The perfect politician, as the perfect salesman, sells this “vision” — dwarfing any specific programme with its stated assumptions and checkable facts. Details, details; to the uninitiated, these are always boring, and the voting masses will never be initiated. The people, especially in this Age of Netflix, want entertainment, and what they call “leadership.” A leader is a person who does your thinking for you. In politics, he has a rôle like that of film director, in a movie where he will be the principal star. We must go through the movie emotionally on his side; grieve his little setbacks, feel that we participate when he wins. Black hats, white hats: his opponents are clearly marked and can be seen at every moment to be deplorable.

Of course this works both ways. “Liberals” think “conservatives” are deplorable; but vice versa, too. The divide is there to be manipulated. Each side knows the other side is wicked; and both sides have overwhelming evidence. The perfect politician will command the soccer-crowd loyalty of his own side, and appeal to a sufficient number of fence-straddling nincompoops (“independent voters”) to carry all before him.

Mister Trump drives me crazy with his vulgar garishness. His “MAGA” vision is perhaps the most expansive of all, having that tiny twitch of plausibility to make it more compelling than mere “Hope and Change.” Yes, surely Merica was great once. The slogan combines the edenic with the utopian, distracting from realities on both sides.

But his biggest draw is novelty. It is not just the brashness of his rhetoric — delivered in electric sentences that do not quite parse — but the content.
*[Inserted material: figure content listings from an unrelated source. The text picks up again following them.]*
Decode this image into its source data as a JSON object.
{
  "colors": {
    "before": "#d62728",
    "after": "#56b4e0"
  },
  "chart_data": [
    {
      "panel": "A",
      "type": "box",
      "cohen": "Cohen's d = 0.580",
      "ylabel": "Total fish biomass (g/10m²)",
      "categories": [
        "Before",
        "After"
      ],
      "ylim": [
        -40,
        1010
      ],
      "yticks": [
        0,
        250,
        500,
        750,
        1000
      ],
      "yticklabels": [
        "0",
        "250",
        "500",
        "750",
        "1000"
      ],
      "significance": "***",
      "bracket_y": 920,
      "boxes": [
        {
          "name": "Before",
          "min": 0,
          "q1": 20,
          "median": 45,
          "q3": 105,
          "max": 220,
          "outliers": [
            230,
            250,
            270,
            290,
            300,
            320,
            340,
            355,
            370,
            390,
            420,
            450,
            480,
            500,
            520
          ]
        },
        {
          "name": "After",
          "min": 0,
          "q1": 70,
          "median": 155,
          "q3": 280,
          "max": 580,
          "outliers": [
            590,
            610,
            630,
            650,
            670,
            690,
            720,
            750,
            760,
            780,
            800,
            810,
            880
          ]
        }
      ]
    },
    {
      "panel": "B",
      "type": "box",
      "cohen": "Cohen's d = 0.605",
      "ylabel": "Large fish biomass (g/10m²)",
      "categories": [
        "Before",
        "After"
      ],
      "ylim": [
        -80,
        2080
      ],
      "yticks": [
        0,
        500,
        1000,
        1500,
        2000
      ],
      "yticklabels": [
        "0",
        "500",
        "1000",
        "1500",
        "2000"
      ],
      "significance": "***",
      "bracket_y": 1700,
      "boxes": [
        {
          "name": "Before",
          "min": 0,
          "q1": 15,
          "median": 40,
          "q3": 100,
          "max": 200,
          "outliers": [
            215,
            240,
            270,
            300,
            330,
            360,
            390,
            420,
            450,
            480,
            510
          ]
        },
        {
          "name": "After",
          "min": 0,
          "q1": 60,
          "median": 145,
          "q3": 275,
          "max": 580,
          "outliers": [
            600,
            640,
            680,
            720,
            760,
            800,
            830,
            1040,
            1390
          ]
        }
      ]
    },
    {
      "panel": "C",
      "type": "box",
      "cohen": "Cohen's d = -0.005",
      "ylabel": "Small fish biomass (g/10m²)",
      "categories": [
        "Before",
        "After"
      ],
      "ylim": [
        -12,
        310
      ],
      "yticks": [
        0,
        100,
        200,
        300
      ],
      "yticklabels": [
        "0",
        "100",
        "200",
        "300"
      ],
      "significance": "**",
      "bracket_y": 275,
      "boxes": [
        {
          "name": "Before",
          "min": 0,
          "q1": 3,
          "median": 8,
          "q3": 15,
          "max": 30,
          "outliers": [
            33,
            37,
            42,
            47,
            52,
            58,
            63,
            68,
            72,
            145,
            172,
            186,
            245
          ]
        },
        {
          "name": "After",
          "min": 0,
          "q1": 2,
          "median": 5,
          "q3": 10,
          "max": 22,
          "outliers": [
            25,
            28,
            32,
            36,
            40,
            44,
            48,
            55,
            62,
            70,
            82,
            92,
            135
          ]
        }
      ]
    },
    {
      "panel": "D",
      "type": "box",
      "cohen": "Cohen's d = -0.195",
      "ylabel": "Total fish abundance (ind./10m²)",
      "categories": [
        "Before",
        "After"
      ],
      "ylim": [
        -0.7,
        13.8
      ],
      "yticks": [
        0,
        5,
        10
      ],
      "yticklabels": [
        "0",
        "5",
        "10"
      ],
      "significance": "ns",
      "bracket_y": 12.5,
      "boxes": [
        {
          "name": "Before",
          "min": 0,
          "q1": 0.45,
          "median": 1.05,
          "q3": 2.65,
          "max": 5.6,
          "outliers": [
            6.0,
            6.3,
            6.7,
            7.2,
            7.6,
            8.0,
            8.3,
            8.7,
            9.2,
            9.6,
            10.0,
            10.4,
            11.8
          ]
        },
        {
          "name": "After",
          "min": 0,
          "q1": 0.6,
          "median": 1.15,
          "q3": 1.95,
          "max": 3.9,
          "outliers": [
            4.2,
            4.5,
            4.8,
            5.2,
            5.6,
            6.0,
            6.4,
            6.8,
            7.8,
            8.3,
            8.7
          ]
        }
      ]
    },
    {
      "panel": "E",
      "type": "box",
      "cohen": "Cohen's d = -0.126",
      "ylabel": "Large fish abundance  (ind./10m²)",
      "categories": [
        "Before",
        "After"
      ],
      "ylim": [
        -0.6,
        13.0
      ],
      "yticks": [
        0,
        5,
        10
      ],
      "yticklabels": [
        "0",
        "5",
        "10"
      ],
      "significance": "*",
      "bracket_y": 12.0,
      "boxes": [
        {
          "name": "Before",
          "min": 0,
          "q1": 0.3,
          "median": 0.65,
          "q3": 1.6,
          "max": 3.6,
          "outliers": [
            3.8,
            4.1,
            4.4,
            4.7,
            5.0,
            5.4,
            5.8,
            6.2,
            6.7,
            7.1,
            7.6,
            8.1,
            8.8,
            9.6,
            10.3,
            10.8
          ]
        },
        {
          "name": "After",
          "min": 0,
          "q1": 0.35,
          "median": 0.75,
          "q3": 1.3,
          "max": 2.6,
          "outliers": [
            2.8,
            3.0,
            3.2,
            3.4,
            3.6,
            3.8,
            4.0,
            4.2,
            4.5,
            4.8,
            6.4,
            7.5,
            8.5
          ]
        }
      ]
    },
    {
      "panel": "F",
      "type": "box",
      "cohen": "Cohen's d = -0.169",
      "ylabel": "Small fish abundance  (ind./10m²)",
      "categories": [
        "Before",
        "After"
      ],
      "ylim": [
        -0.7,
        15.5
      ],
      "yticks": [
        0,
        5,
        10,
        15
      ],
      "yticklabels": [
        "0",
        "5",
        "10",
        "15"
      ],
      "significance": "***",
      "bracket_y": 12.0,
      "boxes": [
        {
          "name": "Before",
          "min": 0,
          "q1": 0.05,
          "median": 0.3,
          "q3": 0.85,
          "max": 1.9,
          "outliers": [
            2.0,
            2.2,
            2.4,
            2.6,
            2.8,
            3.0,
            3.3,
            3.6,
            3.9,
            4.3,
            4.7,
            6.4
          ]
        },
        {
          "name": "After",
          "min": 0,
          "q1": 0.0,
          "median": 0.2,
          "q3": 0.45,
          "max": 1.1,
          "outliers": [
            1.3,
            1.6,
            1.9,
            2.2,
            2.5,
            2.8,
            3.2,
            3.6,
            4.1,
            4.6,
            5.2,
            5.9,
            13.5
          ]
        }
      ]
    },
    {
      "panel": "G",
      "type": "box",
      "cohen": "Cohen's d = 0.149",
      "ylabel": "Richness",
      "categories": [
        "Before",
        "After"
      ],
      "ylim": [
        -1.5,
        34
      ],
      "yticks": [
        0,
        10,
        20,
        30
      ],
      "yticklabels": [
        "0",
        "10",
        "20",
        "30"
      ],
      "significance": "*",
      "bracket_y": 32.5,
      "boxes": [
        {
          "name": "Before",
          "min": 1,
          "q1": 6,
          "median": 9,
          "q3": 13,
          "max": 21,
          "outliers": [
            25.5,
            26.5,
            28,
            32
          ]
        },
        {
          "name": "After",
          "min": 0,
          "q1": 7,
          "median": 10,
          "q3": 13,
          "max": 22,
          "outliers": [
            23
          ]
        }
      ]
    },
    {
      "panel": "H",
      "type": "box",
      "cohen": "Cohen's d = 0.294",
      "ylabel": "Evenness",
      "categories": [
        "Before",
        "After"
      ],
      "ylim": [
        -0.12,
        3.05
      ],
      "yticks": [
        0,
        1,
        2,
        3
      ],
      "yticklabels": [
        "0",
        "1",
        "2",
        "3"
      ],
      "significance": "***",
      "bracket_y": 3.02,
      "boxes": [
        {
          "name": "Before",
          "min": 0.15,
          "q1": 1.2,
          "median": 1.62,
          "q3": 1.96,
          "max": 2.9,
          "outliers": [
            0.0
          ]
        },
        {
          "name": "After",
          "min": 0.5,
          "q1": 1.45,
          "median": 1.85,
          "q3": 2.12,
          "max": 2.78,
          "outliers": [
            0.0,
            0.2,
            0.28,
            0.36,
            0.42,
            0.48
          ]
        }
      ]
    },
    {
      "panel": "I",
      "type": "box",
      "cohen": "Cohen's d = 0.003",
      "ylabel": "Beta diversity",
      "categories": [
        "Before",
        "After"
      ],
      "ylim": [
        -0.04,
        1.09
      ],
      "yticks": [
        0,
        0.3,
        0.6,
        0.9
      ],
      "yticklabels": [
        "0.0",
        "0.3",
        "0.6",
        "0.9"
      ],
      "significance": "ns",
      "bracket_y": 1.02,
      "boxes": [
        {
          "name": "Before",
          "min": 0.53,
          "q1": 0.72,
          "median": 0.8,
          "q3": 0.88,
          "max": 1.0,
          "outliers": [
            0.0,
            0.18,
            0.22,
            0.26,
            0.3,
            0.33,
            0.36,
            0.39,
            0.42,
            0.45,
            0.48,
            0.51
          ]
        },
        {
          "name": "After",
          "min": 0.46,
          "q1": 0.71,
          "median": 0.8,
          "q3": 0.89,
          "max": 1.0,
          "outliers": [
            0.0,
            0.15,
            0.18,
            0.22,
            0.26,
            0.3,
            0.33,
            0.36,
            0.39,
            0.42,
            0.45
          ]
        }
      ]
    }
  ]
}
There is no feint towards diplomacy or dignity. He says things that would be astounding for any politician to say. And this because, much of what he says is true.

Not the whole truth, of course, but true enough, as far as it goes. He has been, at NATO and now in Britain for instance, saying things so simple and obvious that he leaves his opponents in utter disarray. The USA has been carrying the can for the defence alliance, true; it has been gooed by arbitrary tariffs, true; it is invaded by illegal immigrants, true; it is stifled by unnecessary regulations, true; its bureaucracies are massive and dysfunctional, true; its people are overtaxed and cynically exploited by retail politicians who get rich in office. Et cetera. Some European politicians have been making the same observations and in the same tone, but most aren’t yet in power. Trump is, unbelievably, in power, by open election, in a country that is not, shall we say, small.

As everyone agrees, a disruptive force. He disturbs the holy cows — the vested interests, that had been peacefully flatulating in their fields. People hate him, but other people love him for this, even in Europe — the smell was becoming unbearable. “Hope and Change” masked a programme for, “more of the same.” It was just perfume. Mister Trump’s vision is the meat packer’s.

Take a world turned upside down, and turn it upside down once more. The deck is muck and reeds, but ah the excitement as it turns above the waterline again. People are mesmerized by this. It is even better than the last movie.

In the next instalment, watch it split up and sink.